Tuesday, June 05, 2007
How To Get Your Band Taken Like, Really, Super Duper Seriously
Want to show the world your musical act is the real deal? That you're not just a bunch of post-emo pansies, and that you're like, sooooooo totally deep? It's much easier than you might believe.
Obviously, as a band of musicians, it is of utmost importance that you begin your transformation into a Serious Band with your outward appearance. There are a couple of ways to accomplish this, but it's best if you combine all of the following:
- All of you must dye your hair black. Aryans do not have feelings, do not have thoughts, do not have even the slightest hint of cognitive or emotional ability. Emotions and thoughts are for like, gays.

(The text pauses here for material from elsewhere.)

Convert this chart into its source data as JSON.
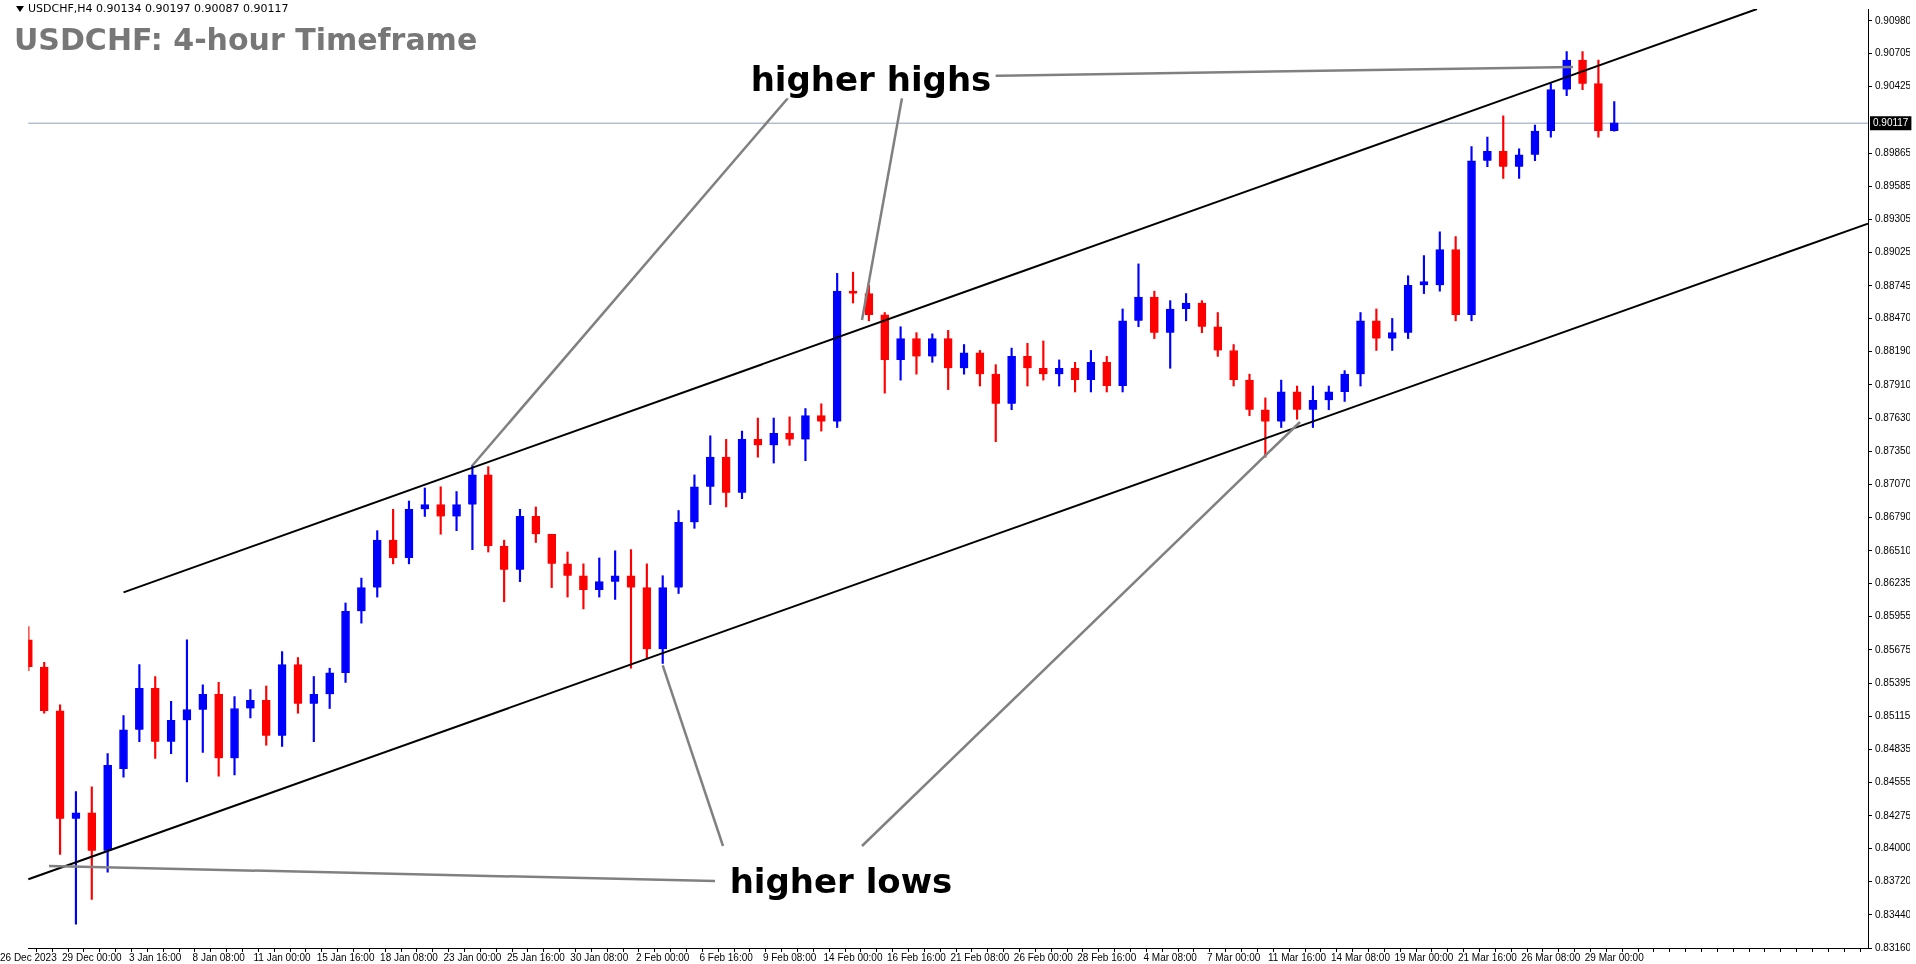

- All of you must wear black t-shirts. Not black pants, though. What do you want to do, be like, goth or something? So old. And like, really gay.
- One of you must wear more eyeliner than the byproduct of the post-nookie pillowcase stains of Dave Navarro and Jenna Jameson. Not all of you, because that would be overkill. And that might look... You know... Gay. And you're totally not gay. You hate gays. You know for a fact that gays killed the dinosaurs, and even though you've never heard them before, you have to make sure everyone knows you listen to T-Rex.
- Your frontman should, after roughly a year, decide black hair isn't working and Prell his way back to blonde roots. Chicks dig blonde guys. The rest of you need to grow it out, because roots look punk. Not that you're punk. Punk and hair dye, you'll decide, are for stupid girly bands. And gays.
Next in your quest not for "rockstardom," but like, really serious musicianship is your stage show.
- You must--must--thrash a great deal. Otherwise, you'll sound like, emo. And emo is for gays.
- When you introduce songs, do so ambiguously. Being obvious is for punks, and you're not a loser fag pop-punker. "This is a song about a girl" will not work for you, because your songs are like, never about girls. Singing about girls is for gays.
Finally, your songwriting has to be like, really, really deep. Like, Marianas Trench deep, brah.
- You really need to use metaphors. "The world is an open herpes sore on my parched lower lip" would be lyrical genius. If you're discussing a relationship, you need to mask it under this same literary device, because you shouldn't even be doing it to begin with. "She's a Motel Six in need of a sugar fix" works nicely.
- Nickelback are your rolemodels as far as music goes. You need to be as unique, as groundbreaking, as innovative, and as evolutionary as these greats. Except you're going to be even better, because you have a keyboard. Not a synth, though, because synths are gay.